Las vasijas crujían bajo tus botas. Al saltar sobre las tumbas, un puñetazo te dejó entre los montículos. Fumando en un descampado, él mismo te enderezó la nariz. “Eres repugnante, no sabes excavar. Los comuneros estaban planeando lincharte y yo en unírmeles”. Se llamaba Erick, lo querías para ti. “Olvídate de los canadienses y vente conmigo, le propusiste al salir de San Lorenzo, “en poco tiempo pagas tus deudas y nos vamos de viaje”.
“Las piezas más pequeñas son las más importantes, un cincel corto y la brocha, nada más”, Erick sabía cuándo estabas distraído y fingías escuchar. Su cuchillo clavado en tu morral, pero nadie te tuvo tanta paciencia. Encendía el fuego en el campamento, hacía los planos, hablaba con la gente. Sabía dónde se hacían las ceremonias. Aprendió sobre las plantas, tocaba el churo, limpiaba y clasificaba las figuras. Bajo la lluvia, el lodo se burlaba del pico y la pala, tu flojeabas y les gritabas a los peones. Uno de ellos te encaró y te persiguió con un azadón. Erick no dejó de cavar. Aterrado y maldiciendo, corriste hasta tropezar, te escondiste temblando. Cuando Erick te encontró ibas a abrazarlo, pero te empujó al suelo y te zarandeó. “Si les pateas a ellos me pateas a mí”. Pediste perdón, en vano, otra vez.
Sabes que susurrarle a la galerista para que redoble la oferta, o cuando callar frente al curador para que empiece a insistir. Sabes cómo enredar al dealer de la casa de subastas. Tu preferido, el director de museo; vas por la espalda y siempre se queda sospechando que guardas mucho más.
Desde que Erick encontró la escultura en Jama se quedaba a solas con ella, la fotografiaba, la dibujaba, anotaba todo lo que iba encontrando. Cuando se empecinó en entregarla a la Universidad o al Banco Central te pusiste furioso. “Más dinero es más angustia”, levantó la voz con odio. “Me prometiste que no volveríamos a cavar en cementerios”. “Después de mí la Bulldozer”, le dijiste sonriendo. “La Matriota se va a ir. Solo dejas trizas detrás de ti,” te gritó Erick cuando se fue.
Cuando enfermó lo fuiste a buscar. A pesar del respirador y las sondas, te preguntó por la escultura nada más verte. Fuiste al día siguiente y te dijeron que ya no despertó. Otra noche sentado en mitad de la escalera del sótano, mirando las vidrieras, sus manos están en cada pieza. En tu teléfono vibra la hora de la dosis. Te vas a deshacer de todo, menos de la escultura.
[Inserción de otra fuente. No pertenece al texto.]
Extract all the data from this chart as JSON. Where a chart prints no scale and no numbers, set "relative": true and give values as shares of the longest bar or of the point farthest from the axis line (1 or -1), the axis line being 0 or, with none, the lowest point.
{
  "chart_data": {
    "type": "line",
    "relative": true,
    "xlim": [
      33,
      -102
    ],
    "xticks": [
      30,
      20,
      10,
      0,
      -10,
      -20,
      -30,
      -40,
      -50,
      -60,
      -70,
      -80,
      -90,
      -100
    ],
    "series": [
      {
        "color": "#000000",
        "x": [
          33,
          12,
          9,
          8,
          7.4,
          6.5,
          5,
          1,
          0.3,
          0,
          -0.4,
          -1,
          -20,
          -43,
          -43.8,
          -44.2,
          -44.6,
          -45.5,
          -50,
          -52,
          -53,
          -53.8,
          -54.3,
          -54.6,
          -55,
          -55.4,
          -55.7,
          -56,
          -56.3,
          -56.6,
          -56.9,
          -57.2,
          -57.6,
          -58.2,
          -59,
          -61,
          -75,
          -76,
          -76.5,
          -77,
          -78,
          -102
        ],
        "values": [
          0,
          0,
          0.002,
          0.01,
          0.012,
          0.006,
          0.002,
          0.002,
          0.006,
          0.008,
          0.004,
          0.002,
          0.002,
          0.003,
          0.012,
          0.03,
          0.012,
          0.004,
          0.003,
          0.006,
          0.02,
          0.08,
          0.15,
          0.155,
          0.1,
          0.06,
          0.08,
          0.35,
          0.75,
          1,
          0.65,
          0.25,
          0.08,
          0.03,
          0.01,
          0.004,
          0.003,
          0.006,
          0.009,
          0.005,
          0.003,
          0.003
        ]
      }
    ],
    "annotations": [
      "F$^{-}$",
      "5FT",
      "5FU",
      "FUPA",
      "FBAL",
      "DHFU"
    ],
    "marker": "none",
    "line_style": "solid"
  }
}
En una excavación siempre hay que llegar después. Tu tacto mira en la oscuridad de los túneles bajo las iglesias. La mejor póliza de seguros para una colección es el secreto. Tu casa mira hacia el volcán, sus cimientos esperan al próximo lahar. Lo que muestras en los salones y en el patio es para que se equivoque el que adivina. Cada tesoro (el ídolo lo trajiste de Tababela) viene con una cicatriz de donde fue arrancado (este quipu lo sacaste debajo de San Francisco). El precio que pones es tu capricho. “¿Por qué sigo haciendo recepciones si soy el primero en irme?” te preguntas. “Tantos canallas que quieren quedarse a solas conmigo, pisotearon su alma por el espejismo de la prosperidad. Nunca encontrarán nada”.
Sigues sentado en mitad de la escalera cuando ya se fueron todos. Aunque se fue la luz, te quedaste inmóvil, tardaste en revisar en tu celular el sistema de alarmas. Al encenderse las luces de emergencia, la reja de uno de los ductos de aire cayó al piso. La viste saltar. Sabía exactamente a donde ir. El diamante era otro de sus dedos. Toma la escultura y la envuelve. Si, es ella, las dos tienen el mismo rostro. Apagas la alarma desde tu teléfono y esperas hasta que se vaya.
La humareda se levanta hacia la cadera del volcán.